The second split was self-inflicted. Some Sikh leaders wanted a state of their own. Since they could not have asked for a religion-based state in a secular country, they used the pretext of language. They projected themselves as leaders of all Punjabis, which they were not. Nor were they leaders of all Sikhs for that matter. But stridently vociferous they certainly were. There were protests and hunger strikes. They stopped trains, burnt buses, and held seminars in the gleaming conference rooms of their new camptial with maps of P-2 and pointed at the hills in the north and the area around Delhi in the south, and asked, ‘Why are those people with us? They do not speak Punjabi, do they?’…
The leftover rump (let us call it P-3), the current Punjab at the time of this story, had its capital not just outside the boundaries of P-3, but also under another government. A capital in exile became the seat of a government in exile of P-3.
It gets weirder and increasingly macabre with each turn in the game among the religious extremists, the criminals, the police and the terrorists-turned-police-helpers-turned-criminals. As a result of all the chaos, dead bodies begin to surface in the river that the doctor can see from the window of his house. In a very moving moment in the novel, the senselessness of all that haunts this half-a-Punjab becomes clearer and one understands that it is the region as a whole that is the subject and the character of the novel.

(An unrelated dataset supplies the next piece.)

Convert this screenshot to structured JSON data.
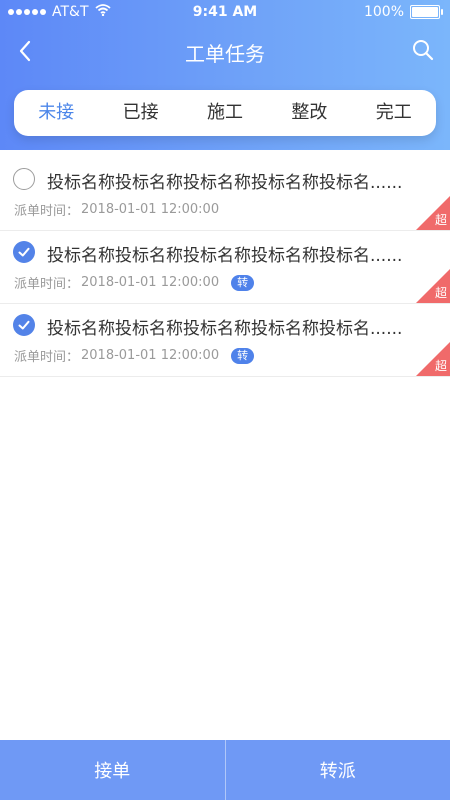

The river carrying the dead seems to be “a bloody Louvre” of some sorts: with a million dead at one go during the Partition, the corpses also contain blacker bodies that are
the works of Persians, Mongols, Greeks, and Afghans. This is the route invaders have taken since the beginning of time… this river of mine has been busy for thousands of years.
It helps to read Kala’s novel in the context of new writing about regions within the political and geographical landscape of India—gradually challenging the nation-centredness of the Indian fiction that since Midnight’s Children has come to be associated with a preoccupation with all things located in a scope far above and beyond the regional. It is with such writings that Indian fiction is coming home to its roots.